Department of Medical Microbiology, Faculty of Medicine, University of Manitoba, Winnipeg, Manitoba R3E 0J6, Canada.
J Virol. 2010 Oct;84(20):10888-906. doi: 10.1128/JVI.00431-10. Epub 2010 Aug 11.
Because they are obligate intracellular parasites, all viruses are exclusively and intimately dependent upon host cells for replication. Viruses, in turn, induce profound changes within cells, including apoptosis, morphological changes, and activation of signaling pathways. Many of these alterations have been analyzed by gene arrays, which measure the cellular "transcriptome." Until recently, it has not been possible to extend comparable types of studies to globally examine all the host cellular proteins, which are the actual effector molecules. We have used stable isotope labeling by amino acids in cell culture (SILAC), combined with high-throughput two-dimensional (2-D) high-performance liquid chromatography (HPLC)/mass spectrometry, to determine quantitative differences in host proteins after infection of human lung A549 cells with human influenza virus A/PR/8/34 (H1N1) for 24 h. Of the 4,689 identified and measured cytosolic protein pairs, 127 were significantly upregulated at >95% confidence, 153 were significantly downregulated at >95% confidence, and a total of 87 proteins were upregulated or downregulated more than 5-fold at >99% confidence. Gene ontology and pathway analyses indicated differentially regulated proteins and included those involved in host cell immunity and antigen presentation, cell adhesion, metabolism, protein function, signal transduction, and transcription pathways.

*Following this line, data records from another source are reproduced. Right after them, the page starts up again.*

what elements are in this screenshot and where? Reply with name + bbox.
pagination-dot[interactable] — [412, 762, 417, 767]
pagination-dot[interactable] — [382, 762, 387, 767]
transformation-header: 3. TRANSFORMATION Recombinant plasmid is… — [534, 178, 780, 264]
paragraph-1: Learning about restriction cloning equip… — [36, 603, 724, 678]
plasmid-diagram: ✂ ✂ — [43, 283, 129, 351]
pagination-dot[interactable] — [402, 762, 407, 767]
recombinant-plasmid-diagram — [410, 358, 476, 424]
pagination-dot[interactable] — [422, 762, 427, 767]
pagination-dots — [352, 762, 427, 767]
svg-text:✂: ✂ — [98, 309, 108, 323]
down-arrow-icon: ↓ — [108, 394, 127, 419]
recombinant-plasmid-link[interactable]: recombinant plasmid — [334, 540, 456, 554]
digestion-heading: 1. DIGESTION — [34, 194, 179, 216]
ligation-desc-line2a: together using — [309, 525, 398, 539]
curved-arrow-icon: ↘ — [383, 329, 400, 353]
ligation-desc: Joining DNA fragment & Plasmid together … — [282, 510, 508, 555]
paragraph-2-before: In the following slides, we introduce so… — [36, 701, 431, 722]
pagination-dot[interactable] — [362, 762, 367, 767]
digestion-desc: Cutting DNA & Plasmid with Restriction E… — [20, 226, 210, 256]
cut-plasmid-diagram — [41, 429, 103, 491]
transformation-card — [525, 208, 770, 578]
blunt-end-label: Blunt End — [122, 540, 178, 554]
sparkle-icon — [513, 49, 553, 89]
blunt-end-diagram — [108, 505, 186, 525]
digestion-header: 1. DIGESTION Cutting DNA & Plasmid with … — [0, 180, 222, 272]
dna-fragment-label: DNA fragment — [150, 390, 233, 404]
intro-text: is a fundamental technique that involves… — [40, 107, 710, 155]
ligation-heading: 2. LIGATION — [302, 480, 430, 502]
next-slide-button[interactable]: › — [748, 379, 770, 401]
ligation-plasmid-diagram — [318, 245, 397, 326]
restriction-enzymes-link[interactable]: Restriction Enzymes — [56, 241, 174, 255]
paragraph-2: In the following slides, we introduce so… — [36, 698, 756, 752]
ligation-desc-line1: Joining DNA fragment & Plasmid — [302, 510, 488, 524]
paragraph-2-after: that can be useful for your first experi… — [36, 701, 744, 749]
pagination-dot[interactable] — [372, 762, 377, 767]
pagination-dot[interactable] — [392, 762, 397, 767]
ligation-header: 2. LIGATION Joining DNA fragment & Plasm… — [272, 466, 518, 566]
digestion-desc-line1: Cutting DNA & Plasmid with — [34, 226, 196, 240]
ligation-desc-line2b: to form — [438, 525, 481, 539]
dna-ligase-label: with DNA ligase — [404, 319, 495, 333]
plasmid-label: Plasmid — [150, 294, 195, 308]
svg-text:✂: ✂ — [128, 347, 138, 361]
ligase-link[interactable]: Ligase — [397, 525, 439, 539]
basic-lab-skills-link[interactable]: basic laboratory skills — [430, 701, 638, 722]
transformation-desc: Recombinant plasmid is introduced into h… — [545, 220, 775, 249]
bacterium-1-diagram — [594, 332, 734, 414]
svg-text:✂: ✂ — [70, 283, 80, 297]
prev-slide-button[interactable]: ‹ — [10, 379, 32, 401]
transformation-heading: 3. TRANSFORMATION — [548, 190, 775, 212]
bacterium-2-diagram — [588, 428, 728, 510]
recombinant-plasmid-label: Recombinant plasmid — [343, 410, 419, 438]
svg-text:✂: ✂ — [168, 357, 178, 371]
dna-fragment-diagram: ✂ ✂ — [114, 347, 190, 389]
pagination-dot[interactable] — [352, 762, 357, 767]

由于病毒是专性细胞内寄生虫,因此它们完全且紧密地依赖宿主细胞进行复制。反过来,病毒会在细胞内引起深刻的变化,包括细胞凋亡、形态变化和信号通路的激活。许多这些变化已经通过基因芯片进行了分析,基因芯片测量细胞的“转录组”。直到最近,还不可能进行类似的研究来全面检查所有作为实际效应分子的宿主细胞蛋白。我们使用稳定同位素标记的氨基酸在细胞培养物中进行了研究(SILAC),并结合二维(2-D)高效液相色谱(HPLC)/质谱的高通量技术,以确定在感染人类流感病毒 A/PR/8/34(H1N1)24 小时后,人类肺 A549 细胞中宿主蛋白的定量差异。在所鉴定和测量的 4689 个细胞质蛋白对中,有 127 个以>95%的置信度显著上调,有 153 个以>95%的置信度显著下调,共有 87 个蛋白的上调或下调超过 5 倍,置信度>99%。基因本体论和途径分析表明,差异调节的蛋白包括参与宿主细胞免疫和抗原呈递、细胞黏附、代谢、蛋白功能、信号转导和转录途径的蛋白。